A fight over control of Turkey’s leading cargo company Aras Kargo AS is escalating as an acrimonious battle between the company’s founding family and Austria’s state-owned mail operator is egged on by political tension between Vienna and Ankara.

Evrim Aras, chief executive officer and co-owner of the company, said on Tuesday that Oesterreichische Post AG, Austria’s postal services company, should pull out of Aras Kargo and sell back its stake to the Aras family. The Austrian mail company reiterated that on the contrary, it has the right to buy another 50 percent of the company on top of a 25 percent stake purchased in 2013.

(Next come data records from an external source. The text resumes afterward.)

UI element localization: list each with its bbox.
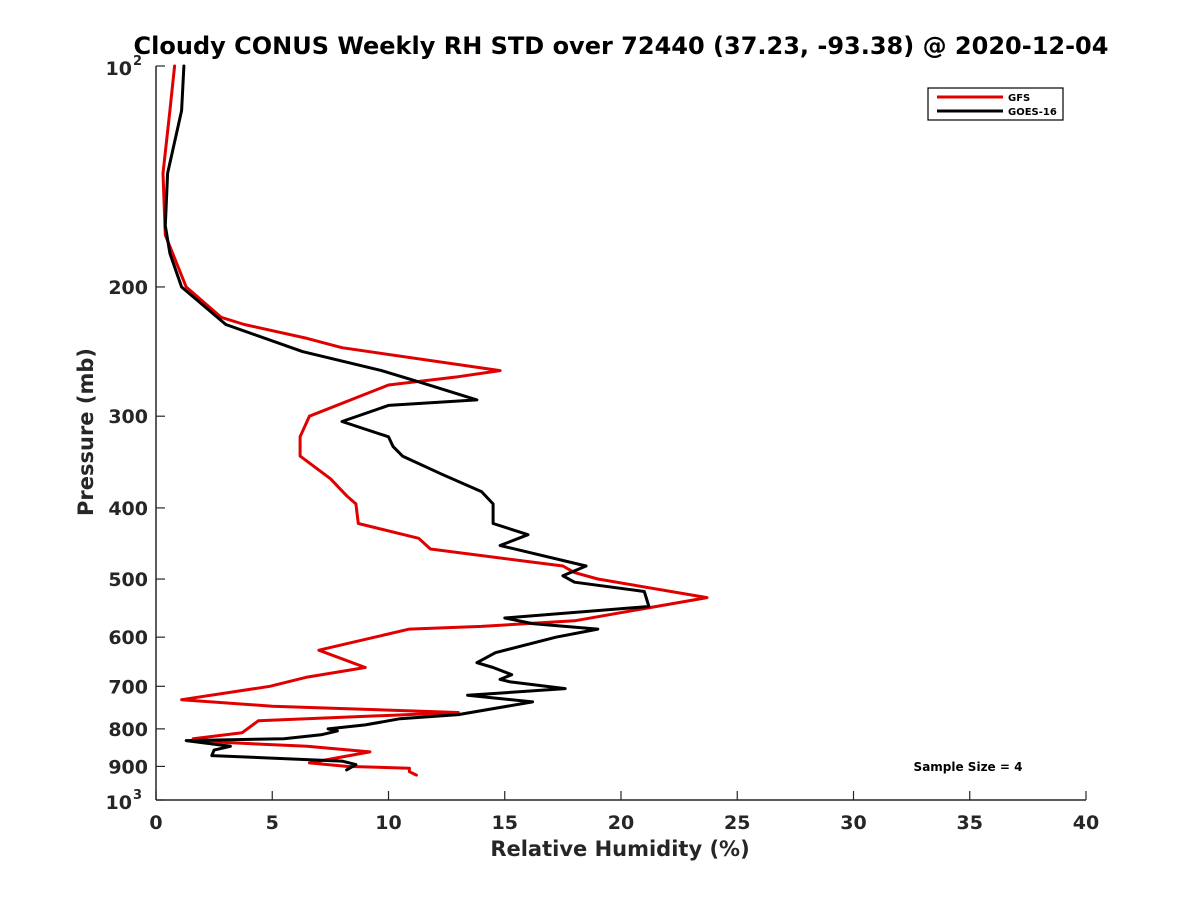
x-tick-label: 15 — [492, 812, 518, 834]
sample-size-annotation: Sample Size = 4 — [914, 760, 1023, 774]
legend: GFS GOES-16 — [927, 87, 1064, 121]
x-tick-label: 40 — [1073, 812, 1099, 834]
y-tick-label: 500 — [108, 569, 148, 591]
y-tick-label: 900 — [108, 756, 148, 778]
y-tick-label: 800 — [108, 719, 148, 741]
y-tick-label: 400 — [108, 498, 148, 520]
series-line-goes-16 — [163, 64, 651, 772]
y-tick-label: 700 — [108, 676, 148, 698]
y-tick-label: 200 — [108, 277, 148, 299]
y-tick-label: 10 2 — [106, 54, 143, 80]
series-layer — [161, 64, 709, 777]
x-tick-label: 25 — [724, 812, 750, 834]
y-tick-base: 10 — [106, 58, 132, 80]
x-tick-label: 20 — [608, 812, 634, 834]
x-tick-label: 5 — [266, 812, 279, 834]
x-tick-label: 0 — [149, 812, 162, 834]
y-tick-exponent: 3 — [133, 788, 142, 803]
chart-title: Cloudy CONUS Weekly RH STD over 72440 (3… — [134, 32, 1109, 60]
x-tick-label: 35 — [957, 812, 983, 834]
y-tick-base: 10 — [106, 792, 132, 814]
legend-entry-label: GFS — [1008, 93, 1030, 104]
x-tick-label: 10 — [375, 812, 401, 834]
y-tick-label: 300 — [108, 406, 148, 428]
y-axis-label: Pressure (mb) — [74, 348, 98, 516]
y-tick-label: 600 — [108, 627, 148, 649]
legend-box — [927, 87, 1064, 121]
legend-entry-label: GOES-16 — [1008, 107, 1057, 118]
y-tick-label: 10 3 — [106, 788, 143, 814]
x-axis-label: Relative Humidity (%) — [490, 837, 749, 861]
x-tick-label: 30 — [840, 812, 866, 834]
y-tick-exponent: 2 — [133, 54, 142, 69]
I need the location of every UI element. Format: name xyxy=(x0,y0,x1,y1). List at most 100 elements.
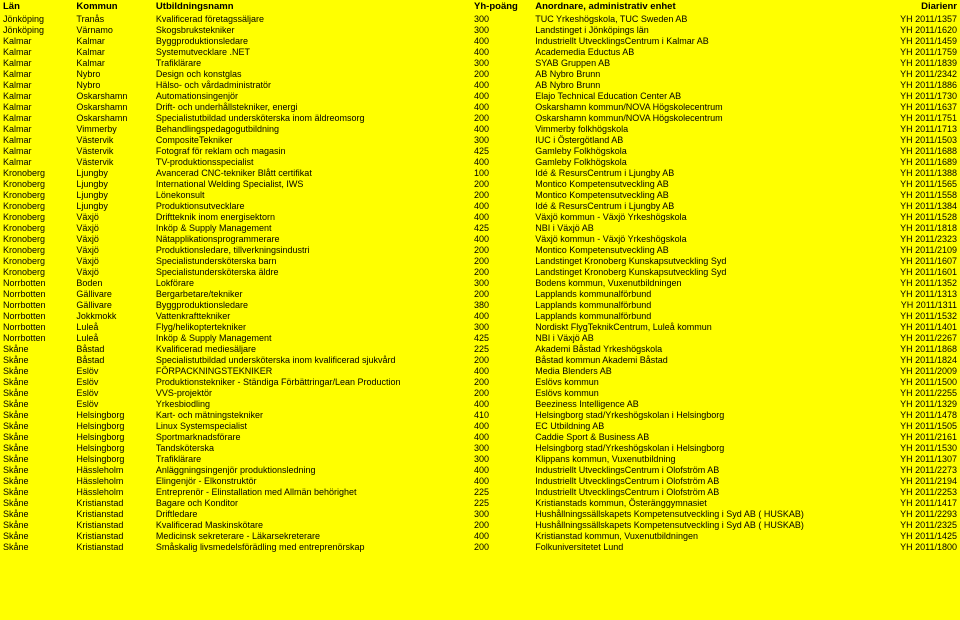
cell-diarienr: YH 2011/1637 xyxy=(868,101,960,112)
cell-anordnare: Beeziness Intelligence AB xyxy=(532,398,868,409)
cell-diarienr: YH 2011/1311 xyxy=(868,299,960,310)
cell-lan: Skåne xyxy=(0,442,73,453)
cell-kommun: Helsingborg xyxy=(73,420,153,431)
cell-anordnare: Eslövs kommun xyxy=(532,387,868,398)
cell-utbildningsnamn: Drift- och underhållstekniker, energi xyxy=(153,101,471,112)
cell-anordnare: AB Nybro Brunn xyxy=(532,79,868,90)
cell-diarienr: YH 2011/1620 xyxy=(868,24,960,35)
cell-anordnare: Oskarshamn kommun/NOVA Högskolecentrum xyxy=(532,112,868,123)
header-row: Län Kommun Utbildningsnamn Yh-poäng Anor… xyxy=(0,0,960,13)
cell-kommun: Oskarshamn xyxy=(73,112,153,123)
cell-diarienr: YH 2011/1505 xyxy=(868,420,960,431)
table-row: KalmarVimmerbyBehandlingspedagogutbildni… xyxy=(0,123,960,134)
cell-lan: Skåne xyxy=(0,541,73,552)
cell-diarienr: YH 2011/1688 xyxy=(868,145,960,156)
cell-utbildningsnamn: Småskalig livsmedelsförädling med entrep… xyxy=(153,541,471,552)
cell-poang: 200 xyxy=(471,112,532,123)
table-row: SkåneEslövYrkesbiodling400Beeziness Inte… xyxy=(0,398,960,409)
cell-diarienr: YH 2011/1558 xyxy=(868,189,960,200)
cell-diarienr: YH 2011/1800 xyxy=(868,541,960,552)
cell-utbildningsnamn: Lönekonsult xyxy=(153,189,471,200)
cell-poang: 410 xyxy=(471,409,532,420)
cell-diarienr: YH 2011/1759 xyxy=(868,46,960,57)
table-row: SkåneEslövFÖRPACKNINGSTEKNIKER400Media B… xyxy=(0,365,960,376)
cell-kommun: Kristianstad xyxy=(73,519,153,530)
cell-anordnare: Industriellt UtvecklingsCentrum i Olofst… xyxy=(532,464,868,475)
cell-poang: 400 xyxy=(471,101,532,112)
table-row: KalmarVästervikCompositeTekniker300IUC i… xyxy=(0,134,960,145)
cell-lan: Norrbotten xyxy=(0,321,73,332)
cell-lan: Kalmar xyxy=(0,68,73,79)
cell-lan: Norrbotten xyxy=(0,288,73,299)
cell-diarienr: YH 2011/1601 xyxy=(868,266,960,277)
cell-diarienr: YH 2011/1689 xyxy=(868,156,960,167)
cell-lan: Kalmar xyxy=(0,145,73,156)
cell-kommun: Växjö xyxy=(73,211,153,222)
table-row: KalmarNybroHälso- och vårdadministratör4… xyxy=(0,79,960,90)
cell-diarienr: YH 2011/2253 xyxy=(868,486,960,497)
table-row: NorrbottenLuleåInköp & Supply Management… xyxy=(0,332,960,343)
cell-kommun: Luleå xyxy=(73,332,153,343)
header-utbildningsnamn: Utbildningsnamn xyxy=(153,0,471,13)
education-table: Län Kommun Utbildningsnamn Yh-poäng Anor… xyxy=(0,0,960,552)
cell-utbildningsnamn: Produktionsledare, tillverkningsindustri xyxy=(153,244,471,255)
cell-poang: 400 xyxy=(471,365,532,376)
header-kommun: Kommun xyxy=(73,0,153,13)
cell-utbildningsnamn: Yrkesbiodling xyxy=(153,398,471,409)
cell-lan: Skåne xyxy=(0,508,73,519)
table-row: SkåneHelsingborgKart- och mätningsteknik… xyxy=(0,409,960,420)
cell-utbildningsnamn: Avancerad CNC-tekniker Blått certifikat xyxy=(153,167,471,178)
cell-lan: Skåne xyxy=(0,486,73,497)
cell-poang: 400 xyxy=(471,90,532,101)
cell-anordnare: IUC i Östergötland AB xyxy=(532,134,868,145)
cell-utbildningsnamn: Automationsingenjör xyxy=(153,90,471,101)
cell-lan: Skåne xyxy=(0,475,73,486)
cell-lan: Kalmar xyxy=(0,156,73,167)
cell-utbildningsnamn: Tandsköterska xyxy=(153,442,471,453)
cell-utbildningsnamn: International Welding Specialist, IWS xyxy=(153,178,471,189)
cell-kommun: Båstad xyxy=(73,354,153,365)
cell-kommun: Luleå xyxy=(73,321,153,332)
cell-utbildningsnamn: Sportmarknadsförare xyxy=(153,431,471,442)
cell-anordnare: Idé & ResursCentrum i Ljungby AB xyxy=(532,167,868,178)
cell-utbildningsnamn: Elingenjör - Elkonstruktör xyxy=(153,475,471,486)
table-row: SkåneHässleholmElingenjör - Elkonstruktö… xyxy=(0,475,960,486)
cell-utbildningsnamn: Inköp & Supply Management xyxy=(153,222,471,233)
cell-diarienr: YH 2011/1503 xyxy=(868,134,960,145)
cell-utbildningsnamn: Behandlingspedagogutbildning xyxy=(153,123,471,134)
table-row: KalmarOskarshamnDrift- och underhållstek… xyxy=(0,101,960,112)
cell-diarienr: YH 2011/2293 xyxy=(868,508,960,519)
cell-kommun: Västervik xyxy=(73,145,153,156)
table-row: SkåneKristianstadSmåskalig livsmedelsför… xyxy=(0,541,960,552)
table-row: KronobergVäxjöInköp & Supply Management4… xyxy=(0,222,960,233)
cell-poang: 300 xyxy=(471,508,532,519)
cell-kommun: Kristianstad xyxy=(73,541,153,552)
cell-anordnare: SYAB Gruppen AB xyxy=(532,57,868,68)
table-row: SkåneHässleholmEntreprenör - Elinstallat… xyxy=(0,486,960,497)
cell-diarienr: YH 2011/1532 xyxy=(868,310,960,321)
cell-poang: 400 xyxy=(471,200,532,211)
cell-kommun: Ljungby xyxy=(73,178,153,189)
cell-lan: Kalmar xyxy=(0,101,73,112)
cell-anordnare: Hushållningssällskapets Kompetensutveckl… xyxy=(532,519,868,530)
cell-kommun: Västervik xyxy=(73,134,153,145)
cell-kommun: Helsingborg xyxy=(73,409,153,420)
cell-utbildningsnamn: Hälso- och vårdadministratör xyxy=(153,79,471,90)
table-row: KalmarKalmarSystemutvecklare .NET400Acad… xyxy=(0,46,960,57)
cell-utbildningsnamn: Lokförare xyxy=(153,277,471,288)
cell-utbildningsnamn: Bergarbetare/tekniker xyxy=(153,288,471,299)
table-row: KronobergVäxjöNätapplikationsprogrammera… xyxy=(0,233,960,244)
cell-anordnare: Lapplands kommunalförbund xyxy=(532,310,868,321)
cell-utbildningsnamn: Inköp & Supply Management xyxy=(153,332,471,343)
cell-lan: Kalmar xyxy=(0,35,73,46)
cell-anordnare: Eslövs kommun xyxy=(532,376,868,387)
cell-kommun: Ljungby xyxy=(73,167,153,178)
cell-diarienr: YH 2011/1329 xyxy=(868,398,960,409)
cell-kommun: Gällivare xyxy=(73,288,153,299)
cell-diarienr: YH 2011/1868 xyxy=(868,343,960,354)
cell-kommun: Vimmerby xyxy=(73,123,153,134)
cell-poang: 200 xyxy=(471,541,532,552)
cell-poang: 400 xyxy=(471,35,532,46)
cell-lan: Jönköping xyxy=(0,24,73,35)
cell-lan: Kalmar xyxy=(0,57,73,68)
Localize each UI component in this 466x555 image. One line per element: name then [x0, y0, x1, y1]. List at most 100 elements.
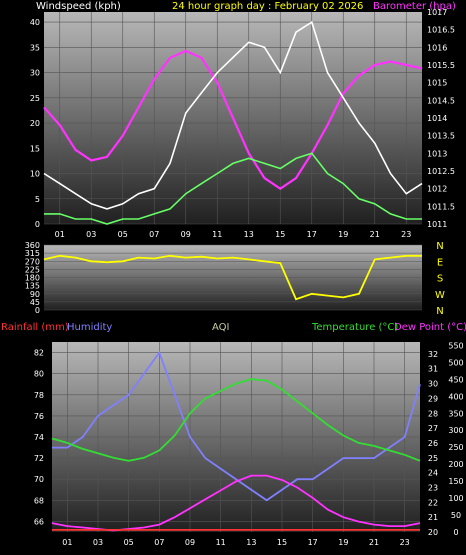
wind-series [43, 20, 423, 225]
y-tick-label: 225 [25, 265, 40, 274]
y-tick-label: 40 [30, 18, 40, 27]
y-tick-label: 70 [34, 475, 44, 484]
y-tick-label: 360 [25, 241, 40, 250]
y2-tick-label: 1016 [427, 43, 447, 52]
y-tick-label: 74 [34, 433, 44, 442]
direction-grid [44, 244, 422, 311]
x-tick-label: 07 [149, 230, 159, 239]
y-tick-label: 72 [34, 454, 44, 463]
x-tick-label: 17 [308, 538, 318, 547]
rainfall-legend: Rainfall (mm) [1, 322, 69, 333]
wind-y-ticks: 0 5 10 15 20 25 30 35 40 [30, 18, 40, 229]
x-tick-label: 05 [118, 230, 128, 239]
y-tick-label: 25 [30, 94, 40, 103]
y3-tick-label: 150 [448, 477, 463, 486]
y2-tick-label: 1012 [427, 185, 447, 194]
y2-tick-label: 31 [428, 365, 438, 374]
y2-tick-label: 1013.5 [427, 132, 455, 141]
y3-tick-label: 400 [448, 392, 463, 401]
y-tick-label: 66 [34, 517, 44, 526]
aqi-legend: AQI [212, 322, 230, 333]
y2-tick-label: 24 [428, 469, 438, 478]
y2-tick-label: 23 [428, 483, 438, 492]
y-tick-label: 0 [35, 220, 40, 229]
barometer-y-ticks: 1011 1011.5 1012 1012.5 1013 1013.5 1014 1014.5… [427, 8, 455, 229]
y3-tick-label: 550 [448, 341, 463, 350]
x-tick-label: 17 [307, 230, 317, 239]
y2-tick-label: 32 [428, 350, 438, 359]
y2-tick-label: 22 [428, 498, 438, 507]
compass-label: W [435, 290, 445, 301]
y-tick-label: 5 [35, 195, 40, 204]
y2-tick-label: 26 [428, 439, 438, 448]
y3-tick-label: 100 [448, 494, 463, 503]
y-tick-label: 90 [30, 290, 40, 299]
y2-tick-label: 29 [428, 394, 438, 403]
x-tick-label: 23 [401, 230, 411, 239]
x-tick-label: 09 [181, 230, 191, 239]
series-line [43, 49, 423, 191]
temperature-legend: Temperature (°C) [311, 322, 398, 333]
series-line [51, 378, 421, 462]
x-tick-label: 01 [62, 538, 72, 547]
x-tick-label: 01 [55, 230, 65, 239]
windspeed-axis-label: Windspeed (kph) [36, 1, 121, 12]
y3-tick-label: 200 [448, 460, 463, 469]
x-tick-label: 15 [275, 230, 285, 239]
y2-tick-label: 1014.5 [427, 96, 455, 105]
y2-tick-label: 25 [428, 454, 438, 463]
y3-tick-label: 450 [448, 375, 463, 384]
y3-tick-label: 500 [448, 358, 463, 367]
y-tick-label: 180 [25, 274, 40, 283]
x-tick-label: 03 [93, 538, 103, 547]
y2-tick-label: 1014 [427, 114, 447, 123]
y2-tick-label: 1013 [427, 149, 447, 158]
y2-tick-label: 1011.5 [427, 202, 455, 211]
y2-tick-label: 1016.5 [427, 26, 455, 35]
y-tick-label: 0 [35, 306, 40, 315]
x-tick-label: 11 [212, 230, 222, 239]
y2-tick-label: 30 [428, 380, 438, 389]
humidity-x-ticks: 01 03 05 07 09 11 13 15 17 19 21 23 [62, 538, 410, 547]
y-tick-label: 315 [25, 249, 40, 258]
y2-tick-label: 1015 [427, 79, 447, 88]
humidity-series [51, 350, 421, 532]
x-tick-label: 05 [124, 538, 134, 547]
compass-label: E [437, 257, 443, 268]
y3-tick-label: 350 [448, 409, 463, 418]
y2-tick-label: 21 [428, 513, 438, 522]
x-tick-label: 21 [370, 230, 380, 239]
y2-tick-label: 1015.5 [427, 61, 455, 70]
compass-label: N [436, 306, 443, 317]
y-tick-label: 35 [30, 43, 40, 52]
humidity-legend: Humidity [67, 322, 112, 333]
x-tick-label: 19 [338, 230, 348, 239]
series-line [52, 350, 421, 502]
compass-label: N [436, 241, 443, 252]
y-tick-label: 20 [30, 119, 40, 128]
aqi-y-ticks: 0 50 100 150 200 250 300 350 400 450 500 550 [448, 341, 463, 537]
series-line [44, 152, 422, 225]
x-tick-label: 07 [154, 538, 164, 547]
y3-tick-label: 300 [448, 426, 463, 435]
direction-series [43, 254, 422, 301]
barometer-axis-label: Barometer (hpa) [373, 1, 456, 12]
y-tick-label: 80 [34, 370, 44, 379]
direction-line [43, 254, 422, 301]
series-line [43, 20, 423, 210]
y-tick-label: 10 [30, 170, 40, 179]
chart-title: 24 hour graph day : February 02 2026 [172, 1, 363, 12]
y-tick-label: 135 [25, 282, 40, 291]
y-tick-label: 68 [34, 496, 44, 505]
y3-tick-label: 0 [453, 528, 458, 537]
y-tick-label: 30 [30, 69, 40, 78]
y2-tick-label: 28 [428, 409, 438, 418]
x-tick-label: 15 [277, 538, 287, 547]
y-tick-label: 78 [34, 391, 44, 400]
y2-tick-label: 27 [428, 424, 438, 433]
y3-tick-label: 250 [448, 443, 463, 452]
temperature-y-ticks: 20 21 22 23 24 25 26 27 28 29 30 31 32 [428, 350, 438, 537]
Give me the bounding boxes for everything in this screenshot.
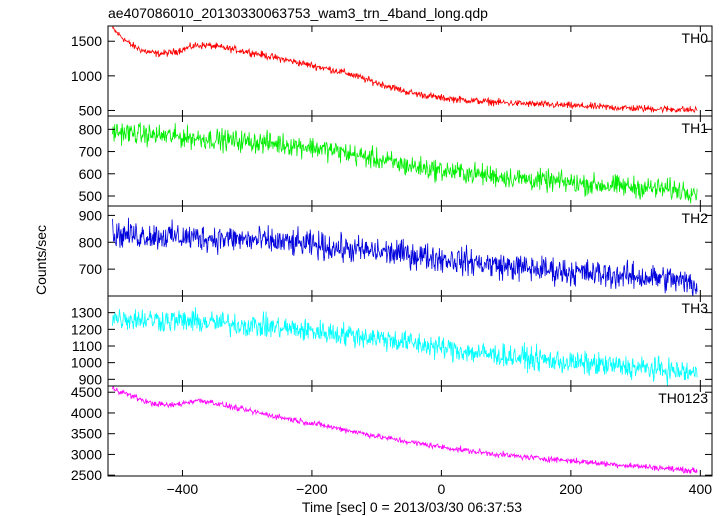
y-tick-label: 800 xyxy=(79,234,103,250)
panel-label-th2: TH2 xyxy=(682,210,709,226)
panel-label-th1: TH1 xyxy=(682,120,709,136)
series-line-th0123 xyxy=(112,386,698,474)
panel-frame xyxy=(107,385,713,477)
chart-title: ae407086010_20130330063753_wam3_trn_4ban… xyxy=(108,5,488,21)
y-tick-label: 600 xyxy=(79,166,103,182)
panel-frame xyxy=(107,205,713,297)
y-tick-label: 500 xyxy=(79,102,103,118)
y-tick-label: 3500 xyxy=(71,426,102,442)
y-tick-label: 1200 xyxy=(71,321,102,337)
panel-label-th0: TH0 xyxy=(682,30,709,46)
panels-group: TH0 500 1000 1500 TH1 500 600 700 800 TH2 700 800 90… xyxy=(71,25,713,497)
y-tick-label: 1100 xyxy=(72,338,102,354)
y-tick-label: 4500 xyxy=(71,384,102,400)
series-line-th2 xyxy=(112,217,698,296)
x-axis-label: Time [sec] 0 = 2013/03/30 06:37:53 xyxy=(302,499,522,515)
x-tick-label: −200 xyxy=(296,481,328,497)
panel-frame xyxy=(107,115,713,207)
panel-frame xyxy=(107,25,713,117)
x-tick-label: 0 xyxy=(437,481,445,497)
panel-label-th0123: TH0123 xyxy=(658,390,708,406)
y-tick-label: 1500 xyxy=(71,33,102,49)
y-axis-label: Counts/sec xyxy=(33,225,49,295)
x-tick-label: −400 xyxy=(167,481,199,497)
y-tick-label: 4000 xyxy=(71,405,102,421)
y-tick-label: 2500 xyxy=(71,467,102,483)
y-tick-label: 500 xyxy=(79,188,103,204)
series-line-th3 xyxy=(112,307,698,386)
series-line-th0 xyxy=(112,26,698,114)
y-tick-label: 700 xyxy=(79,261,103,277)
y-tick-label: 1300 xyxy=(71,305,102,321)
y-tick-label: 3000 xyxy=(71,446,102,462)
y-tick-label: 1000 xyxy=(71,355,102,371)
y-tick-label: 800 xyxy=(79,121,103,137)
y-tick-label: 900 xyxy=(79,371,103,387)
x-tick-label: 200 xyxy=(559,481,583,497)
y-tick-label: 1000 xyxy=(71,68,102,84)
panel-label-th3: TH3 xyxy=(682,300,709,316)
series-line-th1 xyxy=(112,122,698,204)
y-tick-label: 700 xyxy=(79,144,103,160)
x-tick-label: 400 xyxy=(689,481,713,497)
y-tick-label: 900 xyxy=(79,207,103,223)
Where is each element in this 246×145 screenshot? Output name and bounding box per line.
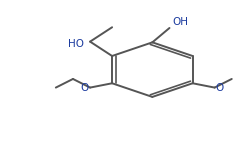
Text: O: O [216, 83, 224, 93]
Text: O: O [81, 83, 89, 93]
Text: HO: HO [68, 39, 84, 49]
Text: OH: OH [172, 17, 188, 27]
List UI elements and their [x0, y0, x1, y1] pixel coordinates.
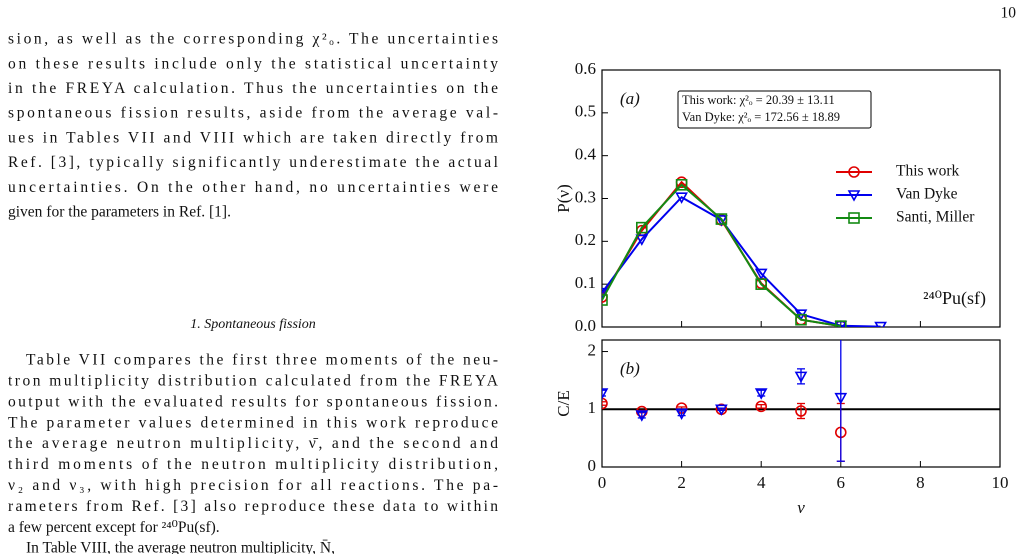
series-line [602, 195, 881, 327]
marker [795, 405, 807, 417]
legend-label: Santi, Miller [896, 209, 975, 226]
marker [834, 320, 847, 327]
fit-box [677, 90, 872, 129]
text-line: output with the evaluated results for sp… [8, 393, 498, 410]
y-tick-label: 0 [588, 456, 597, 475]
marker [675, 192, 688, 204]
y-tick-label: 0.0 [575, 316, 596, 335]
y-tick-label: 1 [588, 398, 597, 417]
fit-text: Van Dyke: χ²ₒ = 172.56 ± 18.89 [682, 110, 840, 124]
text-line: in the FREYA calculation. Thus the uncer… [8, 80, 498, 97]
marker [848, 166, 860, 178]
y-axis-label: P(ν) [554, 184, 573, 212]
legend-label: Van Dyke [896, 186, 958, 203]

Aras, whose father founded the company and who still owns 75 percent of it with her mother, said in a statement that the disagreements aren’t merely over money or business strategy. Austrian Post had demonstrated a “lack of cultural understanding” and destroyed shareholder value, she said in the statement. She would not allow “the company’s assets or the interests of Turkey’s economy being exploited,” she said.

‘Anti-Austrian’

Political relations have deteriorated between Austria and EU-aspirant Turkey. Always fraught historically and due to the strong influence on public opinion of the anti-immigrant Austrian Freedom Party, they took a turn for the worse after President Recep Tayyip Erdogan started to talk about reintroducing the death penalty following the failed military coup last month.

Austrian Chancellor Christian Kern has since called for ending Turkey’s EU accession talks and foreign minister Sebastian Kurz threatened to veto progress in the negotiations. That triggered “anti-Austrian reactions” which are also engulfing Aras Kargo’s staff, Aras said in her statement.

Austrian Post earlier this year exercised an option to buy another 50 percent of Aras Kargo but couldn’t agree with the Aras family on pricing. The Istanbul-based cargo company was valued at 1.2 billion liras ($403 million) in 2015, when the two sides started talks over the stake, Aras said in an interview. Talks failed when Austrian Post offered half that level, she said.

Aras said she would take the case to an international arbitration court if no mutual solution can be found, citing investments by the Vienna-based company that fell short of committments.

Austrian Post said it still plans to raise the stake, and dismissed talk about a fallout from the political troubles. The company “is in close contact to government and couldn’t notice any anti-Austrian sentiment in Turkey or at Aras Kargo,” it said in a statement. “We expect that CEO Evrim Aras sticks to the contracts agreed in 2013.”